Vali ha. Ophis'i Sensei'e emanet eden kişi oydu.
"O da kendince düşünüyor olmalı. Ophis'i bize emanet ettiğine göre."
Sensei beni dinledikten sonra gözleri kısık bir şekilde bunu söyledi.
"......Ophis'i saklamak istemiş olmalı. Bir tehditten yani."
...............? Tehdit mi? Ophis birileri tarafından mı hedef alınıyordu? Teröristlerin patronu olduğu için bu doğaldı. Tüm gruplar onu yenmenin örgütü çökerteceğini düşünüyordu, bu yüzden onu hedef alacaklardı. Ama ona ellerini süremezlerdi çünkü ne de olsa o nihai varlıktı. Ama Vali Ophis'i saklamaya çalıştı? Bu tehditten mi? Hmmm, Sensei bunun ne olduğunu biliyor gibiydi ama benim tek bir ipucum bile yoktu. Burada bunu düşünmenin bir faydası yoktu. Şimdilik sadece sınavı geçmeyi düşüneceğim! Çalışmalarım sırasında herkes benimle ilgilendi, bu yüzden herhangi bir sonuç göstermezsem onlarla yüzleşemeyeceğim. Ve bundan sonra, hala okul sınavı var...... Sıkıntılarım henüz bitmedi. Ben, Kiba, Akeno-san ve Ravel ulaşım aracını kullanarak ayrılmak üzereyken oldu.
"Bekle."
Rias bizi durdurdu. Yanıma geldi ve yanağımdan öptü.
"Bu bir tılsım. Ise, inanıyorum ki kesinlikle geçeceksin."
Var olan en iyi tılsımı aldım! Tamam! Tamam! O zaman bu kadar! İçimdeki bu duyguyu itiraf edeceğim!
"Kesinlikle geçeceğim! Geçtiğimde, lütfen benimle bir randevuya çık!"
Ben söyledim! Düzgünce söyledim! Ona kendi başıma çıkma teklif edebildim! Ona çıkma teklif ettiğimde Rias'ın bir an için gözleri kamaştı ama sonrasında çok mutlu bir gülümseme gösterdi.
"Evet. Hadi bir randevuya çıkalım. Söz veriyorum. Bekliyor olacağım."
Yeaaaaah!! Bir randevu için söz verdim! Rias ile bir randevu! Bu en iyisiydi! Geriye kalan tek şey sınavı geçmek! Ruhumu yakarak geçeceğim! Randevu söz konusu olduğuna göre!
".........Geez. Herkesin önünde sevimli bir şekilde güvercin olmak...... Genç olmak kesinlikle güzel!"

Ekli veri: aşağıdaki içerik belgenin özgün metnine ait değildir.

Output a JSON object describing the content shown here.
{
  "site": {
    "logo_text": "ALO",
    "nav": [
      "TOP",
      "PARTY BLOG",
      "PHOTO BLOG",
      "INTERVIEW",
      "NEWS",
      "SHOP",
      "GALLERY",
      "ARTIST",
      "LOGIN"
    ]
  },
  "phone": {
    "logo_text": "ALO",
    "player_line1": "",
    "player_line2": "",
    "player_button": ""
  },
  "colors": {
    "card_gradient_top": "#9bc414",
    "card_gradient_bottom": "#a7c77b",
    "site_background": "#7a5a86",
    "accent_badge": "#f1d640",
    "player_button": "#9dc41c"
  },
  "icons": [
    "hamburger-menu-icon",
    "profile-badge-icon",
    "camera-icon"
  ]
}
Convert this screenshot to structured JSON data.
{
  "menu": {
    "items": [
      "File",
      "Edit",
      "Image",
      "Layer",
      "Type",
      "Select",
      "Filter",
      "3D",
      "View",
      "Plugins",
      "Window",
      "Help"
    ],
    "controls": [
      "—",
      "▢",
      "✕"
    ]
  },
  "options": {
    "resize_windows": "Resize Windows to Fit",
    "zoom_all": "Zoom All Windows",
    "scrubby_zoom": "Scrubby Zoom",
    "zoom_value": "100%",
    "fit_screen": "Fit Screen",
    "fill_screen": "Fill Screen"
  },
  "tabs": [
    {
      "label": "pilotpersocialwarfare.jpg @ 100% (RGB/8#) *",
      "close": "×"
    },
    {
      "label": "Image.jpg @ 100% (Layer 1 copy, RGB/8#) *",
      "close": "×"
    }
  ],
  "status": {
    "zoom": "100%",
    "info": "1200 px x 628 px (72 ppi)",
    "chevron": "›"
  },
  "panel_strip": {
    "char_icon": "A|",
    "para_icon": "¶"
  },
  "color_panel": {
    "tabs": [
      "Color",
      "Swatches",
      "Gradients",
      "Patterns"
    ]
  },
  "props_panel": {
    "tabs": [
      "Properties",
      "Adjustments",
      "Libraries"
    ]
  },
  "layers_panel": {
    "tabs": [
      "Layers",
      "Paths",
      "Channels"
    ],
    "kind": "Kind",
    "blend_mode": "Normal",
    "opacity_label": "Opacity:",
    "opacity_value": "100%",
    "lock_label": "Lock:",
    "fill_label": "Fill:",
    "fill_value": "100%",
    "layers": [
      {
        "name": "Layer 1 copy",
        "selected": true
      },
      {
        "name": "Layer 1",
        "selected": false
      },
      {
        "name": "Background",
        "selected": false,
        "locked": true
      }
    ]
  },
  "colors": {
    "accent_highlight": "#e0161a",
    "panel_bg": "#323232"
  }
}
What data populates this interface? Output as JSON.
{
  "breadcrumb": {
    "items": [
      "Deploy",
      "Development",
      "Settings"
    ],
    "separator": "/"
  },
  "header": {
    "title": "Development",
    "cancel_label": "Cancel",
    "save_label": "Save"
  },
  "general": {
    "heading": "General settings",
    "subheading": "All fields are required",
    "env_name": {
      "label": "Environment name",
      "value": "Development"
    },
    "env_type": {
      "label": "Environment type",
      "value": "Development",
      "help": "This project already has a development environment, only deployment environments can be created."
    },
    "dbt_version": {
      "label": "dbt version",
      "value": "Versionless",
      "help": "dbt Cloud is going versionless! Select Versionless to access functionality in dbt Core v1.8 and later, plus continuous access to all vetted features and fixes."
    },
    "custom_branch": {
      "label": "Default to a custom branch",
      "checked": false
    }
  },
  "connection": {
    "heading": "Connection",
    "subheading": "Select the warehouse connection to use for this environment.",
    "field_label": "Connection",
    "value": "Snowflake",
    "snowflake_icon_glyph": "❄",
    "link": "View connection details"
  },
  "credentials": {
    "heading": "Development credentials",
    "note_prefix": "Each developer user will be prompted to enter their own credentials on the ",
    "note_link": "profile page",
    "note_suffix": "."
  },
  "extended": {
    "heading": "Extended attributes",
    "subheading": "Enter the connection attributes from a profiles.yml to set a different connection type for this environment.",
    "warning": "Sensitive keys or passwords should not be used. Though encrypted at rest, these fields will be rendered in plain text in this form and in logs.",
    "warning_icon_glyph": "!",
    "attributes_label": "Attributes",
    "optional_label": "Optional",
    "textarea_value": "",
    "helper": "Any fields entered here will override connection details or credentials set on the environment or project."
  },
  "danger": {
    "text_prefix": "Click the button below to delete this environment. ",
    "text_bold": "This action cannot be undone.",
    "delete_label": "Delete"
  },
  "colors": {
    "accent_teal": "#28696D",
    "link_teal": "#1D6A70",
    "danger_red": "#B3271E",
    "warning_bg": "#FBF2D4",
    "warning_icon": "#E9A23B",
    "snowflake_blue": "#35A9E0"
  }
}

Sensei sanki bunu eğlenceli bulmuyormuş gibi iç çekti. Böyle söyleme! Bu utanç verici duyguyu yaşarken ona çıkma teklif edebildim!
"O zaman gidiyoruz!"
Dördümüz Rias ve diğerleriyle vedalaştık ve bir ışık bizi sardı. Lütfen bekle Rias! Seni seviyorum!
Bölüm 5
....... Işık durduğunda geniş bir zemindeydik. Ayaklarımın altında hala sığ bir ışık yayan büyük bir sihirli daire vardı. Burası terfi sınavının yapılacağı test stadyumu mu?
"Hoş geldiniz. Rias Gremory-sama'nın hizmetkârlarısınız, değil mi? Bunu duymuştum. Lütfen bana kendinizi tanıtacak bir şeyler gösterin."
Sert kostümler giyen görevliler bize yaklaşarak kimlik sordular. Yanlış hatırlamıyorsam üzerinde Gremory sembolü bulunan mührü ve tavsiye belgesini göstermem gerekiyordu. Onlara mühürlerimizi ve tavsiye kağıtlarımızı gösterdik. Mühür belli bir yaratığın kemiğinden yapılmıştı ve avuç içi büyüklüğünde dairesel bir şekle getirilmişti. Kıpkırmızı bir rengi vardı ve üzerine bir işaret kazınmıştı. Görevli tavsiye belgelerimizi ve mühürlerimizi onayladıktan sonra "Bu taraftan lütfen" dedi ve bizi yönlendirdi. Kayalardan yapılmış bir koridora girdik. Muhteşem bir iç mekan gibi görünmüyordu, ancak basit ve doğru bir tasarıma sahipti.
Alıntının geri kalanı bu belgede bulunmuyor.